Ao sair da presidência, Macri fez um empréstimo de 57 bilhões de dólares com o FMI, mais tarde reduzido para 44 bilhões, que “desapareceu em apenas 11 meses”.

O seu sucessor, Alberto Fernández, tentou reconstruir o Ministério da Saúde durante a pandemia de COVID-19, mas ficou preso ao empréstimo de 44 bilhões de dólares. Tanto por desespero como por ideologia desenvolvimentista, Fernández virou-se para a China, aderindo à Iniciativa Cinturão e Rota em 2022 e candidatando-se com sucesso, ao que parece, “aos BRICS”. A Argentina aderirá em 2024. No entanto, até agora, a colaboração com a China (e com o Qatar) tem se resumido à obtenção de empréstimos adicionais da China para pagar o FMI. Este não é exatamente o tipo de acordo “win-win” (de ganho mútuo) que a China procura com os países do Sul Global nos seus investimentos em infra-estruturas e acordos comerciais em torno de recursos.
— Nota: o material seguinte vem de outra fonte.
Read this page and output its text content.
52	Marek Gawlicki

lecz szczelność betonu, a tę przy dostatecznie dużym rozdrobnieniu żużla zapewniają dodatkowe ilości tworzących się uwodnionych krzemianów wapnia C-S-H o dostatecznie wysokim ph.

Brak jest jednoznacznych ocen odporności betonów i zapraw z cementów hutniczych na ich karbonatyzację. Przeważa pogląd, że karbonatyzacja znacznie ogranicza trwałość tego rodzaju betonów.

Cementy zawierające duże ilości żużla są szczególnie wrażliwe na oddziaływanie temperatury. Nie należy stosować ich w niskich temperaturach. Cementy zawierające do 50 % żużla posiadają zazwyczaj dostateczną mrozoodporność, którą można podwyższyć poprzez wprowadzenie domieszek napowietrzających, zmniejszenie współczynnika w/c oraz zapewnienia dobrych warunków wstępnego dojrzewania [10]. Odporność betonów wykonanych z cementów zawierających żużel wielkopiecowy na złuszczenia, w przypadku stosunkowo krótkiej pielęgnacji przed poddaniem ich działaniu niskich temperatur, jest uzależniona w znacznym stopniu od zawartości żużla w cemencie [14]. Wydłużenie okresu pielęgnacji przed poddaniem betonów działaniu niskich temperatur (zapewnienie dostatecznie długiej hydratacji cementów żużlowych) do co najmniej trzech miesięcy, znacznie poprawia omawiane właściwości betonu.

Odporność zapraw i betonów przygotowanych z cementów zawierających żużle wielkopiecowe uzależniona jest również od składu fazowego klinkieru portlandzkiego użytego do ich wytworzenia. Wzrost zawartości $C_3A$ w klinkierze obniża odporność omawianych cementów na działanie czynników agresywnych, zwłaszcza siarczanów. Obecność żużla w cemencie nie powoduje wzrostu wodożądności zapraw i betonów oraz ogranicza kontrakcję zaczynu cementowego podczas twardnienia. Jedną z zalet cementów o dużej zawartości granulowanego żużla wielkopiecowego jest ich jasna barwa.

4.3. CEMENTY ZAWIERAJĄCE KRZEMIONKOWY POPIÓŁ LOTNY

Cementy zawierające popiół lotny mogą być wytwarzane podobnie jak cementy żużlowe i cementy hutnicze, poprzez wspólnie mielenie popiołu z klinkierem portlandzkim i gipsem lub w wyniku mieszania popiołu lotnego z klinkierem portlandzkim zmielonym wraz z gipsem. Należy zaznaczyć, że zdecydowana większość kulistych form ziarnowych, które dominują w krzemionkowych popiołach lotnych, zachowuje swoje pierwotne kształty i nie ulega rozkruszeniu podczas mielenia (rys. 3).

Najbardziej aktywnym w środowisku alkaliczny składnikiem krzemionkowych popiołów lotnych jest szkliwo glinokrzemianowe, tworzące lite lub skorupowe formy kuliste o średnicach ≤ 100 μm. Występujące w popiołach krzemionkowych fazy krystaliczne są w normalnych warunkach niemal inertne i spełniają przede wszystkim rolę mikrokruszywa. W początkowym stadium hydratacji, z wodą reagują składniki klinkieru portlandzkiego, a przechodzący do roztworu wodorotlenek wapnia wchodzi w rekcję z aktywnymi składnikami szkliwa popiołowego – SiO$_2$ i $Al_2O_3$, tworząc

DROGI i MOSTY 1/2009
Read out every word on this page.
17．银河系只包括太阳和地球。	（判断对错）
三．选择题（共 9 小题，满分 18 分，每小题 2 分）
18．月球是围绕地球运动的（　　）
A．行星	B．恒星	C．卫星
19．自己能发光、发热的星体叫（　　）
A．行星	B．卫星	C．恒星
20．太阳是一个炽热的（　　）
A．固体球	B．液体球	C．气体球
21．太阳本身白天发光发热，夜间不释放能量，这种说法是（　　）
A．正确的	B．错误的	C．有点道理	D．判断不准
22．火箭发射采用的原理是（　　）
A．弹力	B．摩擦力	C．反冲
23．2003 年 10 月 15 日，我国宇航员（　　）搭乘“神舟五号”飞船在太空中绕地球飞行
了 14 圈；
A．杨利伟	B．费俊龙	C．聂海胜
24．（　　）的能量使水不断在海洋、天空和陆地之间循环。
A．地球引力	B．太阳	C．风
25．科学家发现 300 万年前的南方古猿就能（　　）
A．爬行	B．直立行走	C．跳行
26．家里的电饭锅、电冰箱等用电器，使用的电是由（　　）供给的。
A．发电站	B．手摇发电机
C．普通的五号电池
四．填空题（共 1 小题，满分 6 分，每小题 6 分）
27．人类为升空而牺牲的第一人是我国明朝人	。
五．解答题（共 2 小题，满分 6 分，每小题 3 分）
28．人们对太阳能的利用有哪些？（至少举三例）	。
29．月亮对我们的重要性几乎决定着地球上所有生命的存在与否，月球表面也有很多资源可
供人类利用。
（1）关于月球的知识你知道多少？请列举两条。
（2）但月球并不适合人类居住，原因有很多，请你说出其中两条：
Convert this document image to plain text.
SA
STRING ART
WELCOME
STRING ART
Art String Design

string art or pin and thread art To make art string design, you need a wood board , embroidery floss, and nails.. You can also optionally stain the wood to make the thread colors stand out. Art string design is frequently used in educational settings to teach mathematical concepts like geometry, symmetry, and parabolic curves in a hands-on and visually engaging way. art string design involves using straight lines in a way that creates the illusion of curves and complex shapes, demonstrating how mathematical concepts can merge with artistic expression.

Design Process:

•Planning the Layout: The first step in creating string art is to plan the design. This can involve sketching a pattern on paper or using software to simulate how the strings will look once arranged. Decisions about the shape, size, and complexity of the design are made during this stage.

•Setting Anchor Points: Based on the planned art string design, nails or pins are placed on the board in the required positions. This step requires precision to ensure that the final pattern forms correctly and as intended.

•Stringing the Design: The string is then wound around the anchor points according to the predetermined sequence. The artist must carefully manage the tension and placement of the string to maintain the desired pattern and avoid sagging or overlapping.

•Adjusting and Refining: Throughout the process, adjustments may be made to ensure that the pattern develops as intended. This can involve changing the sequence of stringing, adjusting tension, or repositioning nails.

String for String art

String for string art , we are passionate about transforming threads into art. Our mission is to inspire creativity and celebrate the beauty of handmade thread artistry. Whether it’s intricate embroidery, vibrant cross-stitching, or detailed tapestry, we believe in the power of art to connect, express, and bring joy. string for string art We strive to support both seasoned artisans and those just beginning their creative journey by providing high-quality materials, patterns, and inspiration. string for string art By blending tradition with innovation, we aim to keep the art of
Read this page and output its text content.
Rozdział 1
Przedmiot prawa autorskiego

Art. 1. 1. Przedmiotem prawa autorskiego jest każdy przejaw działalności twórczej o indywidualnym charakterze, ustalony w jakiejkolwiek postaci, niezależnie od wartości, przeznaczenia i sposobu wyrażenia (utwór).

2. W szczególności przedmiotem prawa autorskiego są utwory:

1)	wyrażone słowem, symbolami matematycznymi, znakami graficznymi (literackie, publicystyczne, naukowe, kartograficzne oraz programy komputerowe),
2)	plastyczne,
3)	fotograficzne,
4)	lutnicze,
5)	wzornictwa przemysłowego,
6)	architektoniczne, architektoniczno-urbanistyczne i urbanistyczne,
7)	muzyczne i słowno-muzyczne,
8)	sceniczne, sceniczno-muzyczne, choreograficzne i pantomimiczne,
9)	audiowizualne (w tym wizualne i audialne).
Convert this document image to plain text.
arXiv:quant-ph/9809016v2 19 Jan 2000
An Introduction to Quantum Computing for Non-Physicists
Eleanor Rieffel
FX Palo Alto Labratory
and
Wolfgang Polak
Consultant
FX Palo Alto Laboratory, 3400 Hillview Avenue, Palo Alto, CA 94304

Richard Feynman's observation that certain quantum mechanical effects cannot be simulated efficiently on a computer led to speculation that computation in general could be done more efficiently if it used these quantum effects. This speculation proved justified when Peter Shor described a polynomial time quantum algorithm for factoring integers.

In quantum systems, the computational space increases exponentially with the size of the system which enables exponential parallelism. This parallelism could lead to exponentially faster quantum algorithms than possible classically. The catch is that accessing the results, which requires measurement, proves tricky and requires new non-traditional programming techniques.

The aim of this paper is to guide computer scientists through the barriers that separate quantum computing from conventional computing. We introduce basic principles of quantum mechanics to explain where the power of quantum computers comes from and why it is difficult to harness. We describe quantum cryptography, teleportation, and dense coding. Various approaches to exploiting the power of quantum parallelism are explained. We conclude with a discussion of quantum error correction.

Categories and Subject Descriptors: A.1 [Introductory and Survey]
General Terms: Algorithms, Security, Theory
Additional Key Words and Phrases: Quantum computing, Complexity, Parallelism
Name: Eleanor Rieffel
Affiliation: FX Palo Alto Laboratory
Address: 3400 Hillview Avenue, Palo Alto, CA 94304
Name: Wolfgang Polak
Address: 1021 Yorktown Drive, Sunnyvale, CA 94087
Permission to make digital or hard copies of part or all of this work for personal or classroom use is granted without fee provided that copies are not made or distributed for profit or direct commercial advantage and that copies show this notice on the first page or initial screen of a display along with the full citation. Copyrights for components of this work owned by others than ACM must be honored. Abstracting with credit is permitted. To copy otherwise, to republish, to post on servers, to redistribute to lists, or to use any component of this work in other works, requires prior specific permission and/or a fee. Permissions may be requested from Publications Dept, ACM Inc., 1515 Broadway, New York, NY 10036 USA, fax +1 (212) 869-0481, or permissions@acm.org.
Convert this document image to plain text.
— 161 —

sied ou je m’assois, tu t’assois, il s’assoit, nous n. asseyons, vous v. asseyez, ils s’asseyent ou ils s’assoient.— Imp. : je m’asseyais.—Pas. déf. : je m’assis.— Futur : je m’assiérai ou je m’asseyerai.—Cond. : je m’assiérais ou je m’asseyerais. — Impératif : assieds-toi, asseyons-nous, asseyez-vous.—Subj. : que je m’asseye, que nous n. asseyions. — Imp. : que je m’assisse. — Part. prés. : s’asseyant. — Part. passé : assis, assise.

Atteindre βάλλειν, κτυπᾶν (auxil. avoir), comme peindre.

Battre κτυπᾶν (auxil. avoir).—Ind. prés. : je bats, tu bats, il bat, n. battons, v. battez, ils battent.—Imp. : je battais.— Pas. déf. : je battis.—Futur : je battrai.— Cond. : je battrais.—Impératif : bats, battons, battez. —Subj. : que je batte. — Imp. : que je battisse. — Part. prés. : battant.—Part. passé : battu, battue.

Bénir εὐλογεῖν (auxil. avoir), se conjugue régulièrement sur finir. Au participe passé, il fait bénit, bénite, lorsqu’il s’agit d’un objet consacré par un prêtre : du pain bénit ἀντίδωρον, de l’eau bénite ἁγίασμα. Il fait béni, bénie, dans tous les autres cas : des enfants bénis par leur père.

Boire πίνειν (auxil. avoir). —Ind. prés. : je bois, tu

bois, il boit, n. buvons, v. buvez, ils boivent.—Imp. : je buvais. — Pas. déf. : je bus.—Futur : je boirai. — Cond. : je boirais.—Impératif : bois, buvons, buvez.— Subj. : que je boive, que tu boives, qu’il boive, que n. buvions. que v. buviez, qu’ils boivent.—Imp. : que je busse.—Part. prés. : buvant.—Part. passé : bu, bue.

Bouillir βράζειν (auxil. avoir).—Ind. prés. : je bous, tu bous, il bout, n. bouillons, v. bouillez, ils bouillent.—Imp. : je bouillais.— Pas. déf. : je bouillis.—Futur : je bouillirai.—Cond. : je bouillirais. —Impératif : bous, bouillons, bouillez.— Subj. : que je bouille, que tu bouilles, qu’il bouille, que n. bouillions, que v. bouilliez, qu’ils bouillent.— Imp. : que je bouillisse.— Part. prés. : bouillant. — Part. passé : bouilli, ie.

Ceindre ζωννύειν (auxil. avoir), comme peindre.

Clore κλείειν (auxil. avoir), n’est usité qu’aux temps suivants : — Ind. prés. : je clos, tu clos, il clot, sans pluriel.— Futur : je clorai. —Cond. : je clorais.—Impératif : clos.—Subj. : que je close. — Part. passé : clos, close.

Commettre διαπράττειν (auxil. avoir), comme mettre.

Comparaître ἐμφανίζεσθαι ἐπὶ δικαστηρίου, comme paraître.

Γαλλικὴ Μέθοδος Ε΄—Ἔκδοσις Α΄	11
Uma vez eleito, é previsto que Milei retire a candidatura do país aos BRICS. Se mantiver a Argentina nos BRICS, aplicará o seu talento financeiro (e o dos seus cães) para facilitar a utilização da Argentina pelos EUA, não só para drenar a Argentina, mas também a China (e talvez outros credores emergentes).

A cada novo mergulho na dívida, a direita do país tenta afundar o Estado de tal forma que este nunca mais possa emergir. Quando chegar ao cargo, Milei, o “encantador de cães”, prometeu superar o histórico da destruição deixada por Macri.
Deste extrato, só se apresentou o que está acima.